A guide to shrinking an elephant hashed and encoded in PHP.
I was recently working on a new bundle for Symfony, and while reviewing a block of code I had written earlier I asked my self, why do the big guys (Symfony and Laravel) encode the binary output of hash_hmac()
using base64_encode()
?
After some digging around, I discovered the answer. But first lets take a look at how hash_hmac()
works. More specifically, what hash_hmac()
returns...
TL;DR
When overhead is a concern, using base64_encode(hash_hmac(..., true))
gives you a hash with a string length of 44 characters vs the 64 characters that hash_hmac(..., false)
provides.
What is this hash hmac and why do I care about it?
From the manual - "hash_hmac β Generate a keyed hash value using the HMAC method"
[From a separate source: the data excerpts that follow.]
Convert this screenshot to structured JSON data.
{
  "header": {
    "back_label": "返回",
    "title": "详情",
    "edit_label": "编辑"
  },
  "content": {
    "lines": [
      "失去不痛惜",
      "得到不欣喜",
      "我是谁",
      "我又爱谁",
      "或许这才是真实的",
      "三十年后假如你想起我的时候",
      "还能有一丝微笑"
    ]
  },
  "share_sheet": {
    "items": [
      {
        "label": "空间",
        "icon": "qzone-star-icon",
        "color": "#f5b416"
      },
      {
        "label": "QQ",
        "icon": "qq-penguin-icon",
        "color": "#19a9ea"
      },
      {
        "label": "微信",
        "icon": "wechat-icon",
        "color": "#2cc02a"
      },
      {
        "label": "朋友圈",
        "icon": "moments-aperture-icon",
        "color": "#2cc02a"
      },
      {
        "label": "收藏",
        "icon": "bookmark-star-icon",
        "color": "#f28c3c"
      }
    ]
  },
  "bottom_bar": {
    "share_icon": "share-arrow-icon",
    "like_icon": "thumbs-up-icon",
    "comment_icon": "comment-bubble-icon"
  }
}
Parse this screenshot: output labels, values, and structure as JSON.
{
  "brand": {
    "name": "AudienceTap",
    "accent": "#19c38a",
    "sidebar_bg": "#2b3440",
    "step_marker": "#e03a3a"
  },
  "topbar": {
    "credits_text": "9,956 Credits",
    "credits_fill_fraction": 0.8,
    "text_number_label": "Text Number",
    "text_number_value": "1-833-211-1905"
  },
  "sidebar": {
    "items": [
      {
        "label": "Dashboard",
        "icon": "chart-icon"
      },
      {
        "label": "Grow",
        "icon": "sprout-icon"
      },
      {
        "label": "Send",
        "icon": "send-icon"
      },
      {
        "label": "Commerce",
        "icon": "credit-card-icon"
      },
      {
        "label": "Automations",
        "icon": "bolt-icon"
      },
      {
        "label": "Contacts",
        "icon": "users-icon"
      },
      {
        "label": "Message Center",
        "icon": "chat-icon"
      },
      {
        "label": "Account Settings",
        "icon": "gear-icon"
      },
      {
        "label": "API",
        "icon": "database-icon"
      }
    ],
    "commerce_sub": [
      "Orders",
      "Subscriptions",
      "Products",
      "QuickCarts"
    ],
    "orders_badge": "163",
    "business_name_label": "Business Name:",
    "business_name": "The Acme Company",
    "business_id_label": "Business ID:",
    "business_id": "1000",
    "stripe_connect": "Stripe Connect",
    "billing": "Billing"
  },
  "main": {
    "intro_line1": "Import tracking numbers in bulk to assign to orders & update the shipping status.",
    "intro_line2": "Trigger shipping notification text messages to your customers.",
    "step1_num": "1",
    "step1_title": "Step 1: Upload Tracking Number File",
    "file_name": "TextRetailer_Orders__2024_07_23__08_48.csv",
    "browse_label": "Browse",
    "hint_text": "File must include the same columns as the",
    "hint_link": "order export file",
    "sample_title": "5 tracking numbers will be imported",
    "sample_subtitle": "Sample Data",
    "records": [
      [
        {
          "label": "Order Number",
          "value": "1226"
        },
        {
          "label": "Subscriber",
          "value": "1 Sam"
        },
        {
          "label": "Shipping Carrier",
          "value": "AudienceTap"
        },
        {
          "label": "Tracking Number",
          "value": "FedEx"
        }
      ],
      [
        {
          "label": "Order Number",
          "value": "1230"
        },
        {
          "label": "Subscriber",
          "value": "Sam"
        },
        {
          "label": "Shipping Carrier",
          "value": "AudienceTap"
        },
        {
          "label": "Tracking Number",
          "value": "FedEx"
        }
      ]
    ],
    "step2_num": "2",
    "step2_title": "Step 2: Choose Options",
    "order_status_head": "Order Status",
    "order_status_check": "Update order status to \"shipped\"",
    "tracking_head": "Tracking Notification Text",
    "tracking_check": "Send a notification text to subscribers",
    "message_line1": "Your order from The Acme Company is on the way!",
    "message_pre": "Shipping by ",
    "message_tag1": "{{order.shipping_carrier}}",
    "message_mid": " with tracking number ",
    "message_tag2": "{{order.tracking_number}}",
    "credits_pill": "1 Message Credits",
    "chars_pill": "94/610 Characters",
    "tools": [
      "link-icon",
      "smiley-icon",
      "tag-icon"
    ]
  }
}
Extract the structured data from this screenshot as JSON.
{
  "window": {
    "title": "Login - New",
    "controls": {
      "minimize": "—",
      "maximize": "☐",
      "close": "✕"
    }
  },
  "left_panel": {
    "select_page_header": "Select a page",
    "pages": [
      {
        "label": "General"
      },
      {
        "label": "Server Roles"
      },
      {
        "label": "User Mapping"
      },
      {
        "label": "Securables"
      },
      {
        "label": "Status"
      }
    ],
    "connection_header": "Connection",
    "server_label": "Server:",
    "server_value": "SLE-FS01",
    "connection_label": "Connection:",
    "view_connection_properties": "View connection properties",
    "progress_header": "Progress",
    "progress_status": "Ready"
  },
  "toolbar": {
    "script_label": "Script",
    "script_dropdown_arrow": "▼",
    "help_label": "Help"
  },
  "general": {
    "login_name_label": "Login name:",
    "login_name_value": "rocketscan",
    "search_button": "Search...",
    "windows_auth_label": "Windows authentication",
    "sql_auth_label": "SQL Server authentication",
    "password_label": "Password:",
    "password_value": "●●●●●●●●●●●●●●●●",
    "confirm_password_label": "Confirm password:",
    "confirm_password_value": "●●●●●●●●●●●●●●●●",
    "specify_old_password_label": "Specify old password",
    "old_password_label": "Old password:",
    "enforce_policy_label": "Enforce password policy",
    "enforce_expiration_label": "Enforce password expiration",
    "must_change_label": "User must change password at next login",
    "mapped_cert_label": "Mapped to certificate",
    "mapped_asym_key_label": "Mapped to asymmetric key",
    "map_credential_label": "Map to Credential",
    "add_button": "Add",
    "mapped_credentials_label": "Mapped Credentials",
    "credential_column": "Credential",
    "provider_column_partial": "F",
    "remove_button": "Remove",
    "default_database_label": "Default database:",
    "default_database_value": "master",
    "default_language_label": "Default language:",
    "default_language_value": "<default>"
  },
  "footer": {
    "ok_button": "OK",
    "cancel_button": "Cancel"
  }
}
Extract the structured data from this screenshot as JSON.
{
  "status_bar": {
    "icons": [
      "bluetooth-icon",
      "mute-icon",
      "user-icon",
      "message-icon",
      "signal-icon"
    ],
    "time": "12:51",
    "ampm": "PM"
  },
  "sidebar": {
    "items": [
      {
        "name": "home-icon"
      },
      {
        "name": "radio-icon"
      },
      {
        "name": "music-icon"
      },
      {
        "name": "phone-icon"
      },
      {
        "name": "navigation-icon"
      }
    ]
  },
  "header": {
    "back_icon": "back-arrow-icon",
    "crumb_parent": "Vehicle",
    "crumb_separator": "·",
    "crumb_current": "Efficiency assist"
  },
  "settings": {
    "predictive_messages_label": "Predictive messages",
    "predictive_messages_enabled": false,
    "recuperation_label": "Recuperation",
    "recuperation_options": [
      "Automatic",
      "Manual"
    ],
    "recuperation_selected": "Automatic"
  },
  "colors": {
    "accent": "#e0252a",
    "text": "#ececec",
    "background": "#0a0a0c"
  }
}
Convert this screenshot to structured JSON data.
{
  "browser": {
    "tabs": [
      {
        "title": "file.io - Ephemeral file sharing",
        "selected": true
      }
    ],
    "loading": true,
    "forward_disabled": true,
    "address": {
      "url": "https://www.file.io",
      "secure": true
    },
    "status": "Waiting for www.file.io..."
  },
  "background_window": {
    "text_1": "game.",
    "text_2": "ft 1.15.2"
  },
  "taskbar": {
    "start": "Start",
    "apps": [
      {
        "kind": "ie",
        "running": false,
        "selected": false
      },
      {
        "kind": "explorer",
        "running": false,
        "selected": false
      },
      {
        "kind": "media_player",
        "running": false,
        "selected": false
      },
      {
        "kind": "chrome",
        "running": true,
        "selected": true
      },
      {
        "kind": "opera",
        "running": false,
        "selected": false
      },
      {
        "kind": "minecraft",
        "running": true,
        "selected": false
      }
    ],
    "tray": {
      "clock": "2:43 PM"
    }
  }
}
Translation, this method allows us to take a string of data, and potentially create a cryptographically secure hash that can be used to verify the data integrity. One thing to remember about hash_hmac
, it's selfish. hash_hmac
takes the data and gives you a string (hash), but it will never give you the data used to create that hash.
This is sometimes referred to as a one-way hash. Meaning the only way we can verify the integrity and authenticity of the data, is to create a new hash and then compare the original hashed value against our newly created hash. To do this we use the hash_equals()
method.
To put it another way, lets play the game telephone. You remember that as a kid right? A large group gets in a circle and then the first kid says to his buddy on the left, "elephants are gray". Then his buddy does the same to the kid to his left, and so on and so on. The point of that game is to see if the phrase is still the same by the time it circles back around to the first kid.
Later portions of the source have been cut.